I'm trying to get an output of 3 headers.
host | url | URL Count
My code is as follows:
import pandas as pd
import numpy as np
data = {'host': ['1.1.1.1', '192.168.1.1', '192.168.1.1', '192.168.1.1', '172.16.1.2', '192.168.1.1', '172.16.1.2', '10.2.3.4', '10.0.0.1', '10.0.0.1'],
'url': ['capps.test.com', 'attilab-admin.test.com', 'emea-solutions-admin.test.com', 'ilab-admin.test.com', 'learning.test.com', 'mktextfw.test.com', 'sandbox.learning.test.com', 'mynetwork.test.com', 'www.letsdoit.com', 'www.mysite.com']}
df = pd.DataFrame(data)
df['URL Count'] = df.groupby('host')['url'].transform('count')

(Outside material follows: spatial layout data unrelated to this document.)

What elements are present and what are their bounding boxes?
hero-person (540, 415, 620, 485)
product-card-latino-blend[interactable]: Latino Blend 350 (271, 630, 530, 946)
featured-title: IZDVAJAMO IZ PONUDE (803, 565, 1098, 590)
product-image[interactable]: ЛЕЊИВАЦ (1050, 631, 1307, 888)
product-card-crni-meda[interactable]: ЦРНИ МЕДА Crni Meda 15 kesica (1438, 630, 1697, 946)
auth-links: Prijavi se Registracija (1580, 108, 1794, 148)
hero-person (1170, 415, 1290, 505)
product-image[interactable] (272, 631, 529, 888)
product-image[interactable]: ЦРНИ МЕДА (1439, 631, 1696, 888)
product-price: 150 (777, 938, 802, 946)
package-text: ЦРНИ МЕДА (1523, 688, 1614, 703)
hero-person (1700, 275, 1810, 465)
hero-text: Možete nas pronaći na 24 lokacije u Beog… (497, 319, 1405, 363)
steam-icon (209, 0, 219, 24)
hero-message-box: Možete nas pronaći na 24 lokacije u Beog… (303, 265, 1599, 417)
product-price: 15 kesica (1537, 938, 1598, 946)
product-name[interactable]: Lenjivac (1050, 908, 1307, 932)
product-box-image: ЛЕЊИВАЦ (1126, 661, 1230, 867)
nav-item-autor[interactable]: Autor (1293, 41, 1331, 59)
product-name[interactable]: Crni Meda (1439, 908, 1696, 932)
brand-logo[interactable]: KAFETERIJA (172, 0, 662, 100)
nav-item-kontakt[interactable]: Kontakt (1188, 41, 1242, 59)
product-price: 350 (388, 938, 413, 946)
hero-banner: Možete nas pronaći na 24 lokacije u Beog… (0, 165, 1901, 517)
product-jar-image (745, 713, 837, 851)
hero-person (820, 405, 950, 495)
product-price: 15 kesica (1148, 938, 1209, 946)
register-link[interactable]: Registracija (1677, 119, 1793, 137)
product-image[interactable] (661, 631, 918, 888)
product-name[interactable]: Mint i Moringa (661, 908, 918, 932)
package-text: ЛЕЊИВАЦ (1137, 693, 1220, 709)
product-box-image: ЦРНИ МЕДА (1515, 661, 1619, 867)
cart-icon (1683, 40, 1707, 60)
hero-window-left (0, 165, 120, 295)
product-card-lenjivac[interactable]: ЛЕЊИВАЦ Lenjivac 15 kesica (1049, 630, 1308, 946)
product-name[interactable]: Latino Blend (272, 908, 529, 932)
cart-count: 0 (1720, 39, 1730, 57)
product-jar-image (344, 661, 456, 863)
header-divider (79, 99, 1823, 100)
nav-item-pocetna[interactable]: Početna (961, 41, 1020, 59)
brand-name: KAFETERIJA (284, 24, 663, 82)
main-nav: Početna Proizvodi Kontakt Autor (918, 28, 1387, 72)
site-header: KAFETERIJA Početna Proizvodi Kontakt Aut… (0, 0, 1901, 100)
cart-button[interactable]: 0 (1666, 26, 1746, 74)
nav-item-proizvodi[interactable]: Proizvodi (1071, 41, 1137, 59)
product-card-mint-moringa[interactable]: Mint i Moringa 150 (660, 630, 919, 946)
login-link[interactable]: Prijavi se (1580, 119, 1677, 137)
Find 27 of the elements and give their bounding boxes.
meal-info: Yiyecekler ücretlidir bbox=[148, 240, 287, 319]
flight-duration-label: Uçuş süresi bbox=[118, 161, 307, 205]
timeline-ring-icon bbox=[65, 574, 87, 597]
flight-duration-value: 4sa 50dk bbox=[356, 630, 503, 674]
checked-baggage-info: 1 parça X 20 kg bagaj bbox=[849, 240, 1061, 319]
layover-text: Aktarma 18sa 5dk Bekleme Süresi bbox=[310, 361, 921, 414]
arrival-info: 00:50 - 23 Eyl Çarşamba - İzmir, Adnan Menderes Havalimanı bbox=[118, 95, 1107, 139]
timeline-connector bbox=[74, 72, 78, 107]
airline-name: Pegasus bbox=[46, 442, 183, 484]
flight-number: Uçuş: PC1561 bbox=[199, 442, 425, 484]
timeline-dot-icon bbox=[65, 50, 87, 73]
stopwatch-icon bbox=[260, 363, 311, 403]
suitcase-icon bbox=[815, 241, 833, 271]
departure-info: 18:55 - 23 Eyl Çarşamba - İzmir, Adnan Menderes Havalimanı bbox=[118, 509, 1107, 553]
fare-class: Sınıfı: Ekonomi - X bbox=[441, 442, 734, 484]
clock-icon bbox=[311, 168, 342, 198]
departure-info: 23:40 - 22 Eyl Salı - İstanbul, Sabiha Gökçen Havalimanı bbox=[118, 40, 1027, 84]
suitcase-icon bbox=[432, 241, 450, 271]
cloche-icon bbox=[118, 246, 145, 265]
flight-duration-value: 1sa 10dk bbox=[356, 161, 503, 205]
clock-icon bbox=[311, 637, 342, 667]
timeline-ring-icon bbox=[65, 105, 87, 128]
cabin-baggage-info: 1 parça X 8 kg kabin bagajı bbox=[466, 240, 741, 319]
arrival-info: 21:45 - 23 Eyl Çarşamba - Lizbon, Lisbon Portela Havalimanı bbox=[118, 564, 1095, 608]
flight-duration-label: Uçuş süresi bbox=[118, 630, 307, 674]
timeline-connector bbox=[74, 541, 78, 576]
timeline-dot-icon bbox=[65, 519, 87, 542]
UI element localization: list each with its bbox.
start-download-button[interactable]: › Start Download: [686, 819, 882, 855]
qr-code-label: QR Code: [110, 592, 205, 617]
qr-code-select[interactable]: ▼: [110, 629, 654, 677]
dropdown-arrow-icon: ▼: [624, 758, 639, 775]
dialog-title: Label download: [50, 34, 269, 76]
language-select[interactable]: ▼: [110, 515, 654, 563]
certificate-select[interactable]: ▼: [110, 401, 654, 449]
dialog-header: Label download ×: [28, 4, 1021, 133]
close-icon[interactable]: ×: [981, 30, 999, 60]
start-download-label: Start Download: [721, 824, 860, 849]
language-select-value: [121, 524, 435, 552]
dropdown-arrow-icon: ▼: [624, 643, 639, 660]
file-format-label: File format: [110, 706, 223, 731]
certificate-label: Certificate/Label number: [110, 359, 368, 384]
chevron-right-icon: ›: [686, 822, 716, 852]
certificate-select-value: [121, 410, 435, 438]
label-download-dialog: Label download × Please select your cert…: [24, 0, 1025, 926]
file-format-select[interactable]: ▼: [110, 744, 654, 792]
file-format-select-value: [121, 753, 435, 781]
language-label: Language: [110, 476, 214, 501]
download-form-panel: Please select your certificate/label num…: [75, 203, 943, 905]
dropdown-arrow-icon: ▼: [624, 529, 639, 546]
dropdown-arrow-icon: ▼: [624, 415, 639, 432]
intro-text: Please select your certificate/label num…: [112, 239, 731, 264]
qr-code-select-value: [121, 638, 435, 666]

df.pivot(index='host', columns='url')
df2 = df.set_index(['host', 'url'])
df.groupby(['host', 'url']).size()
stacked = pd.DataFrame(df2.stack())
print(stacked)
The output looks like this:
I'm looking to group all URLs to the IP addresses they are associated to and move the URL Count to a column.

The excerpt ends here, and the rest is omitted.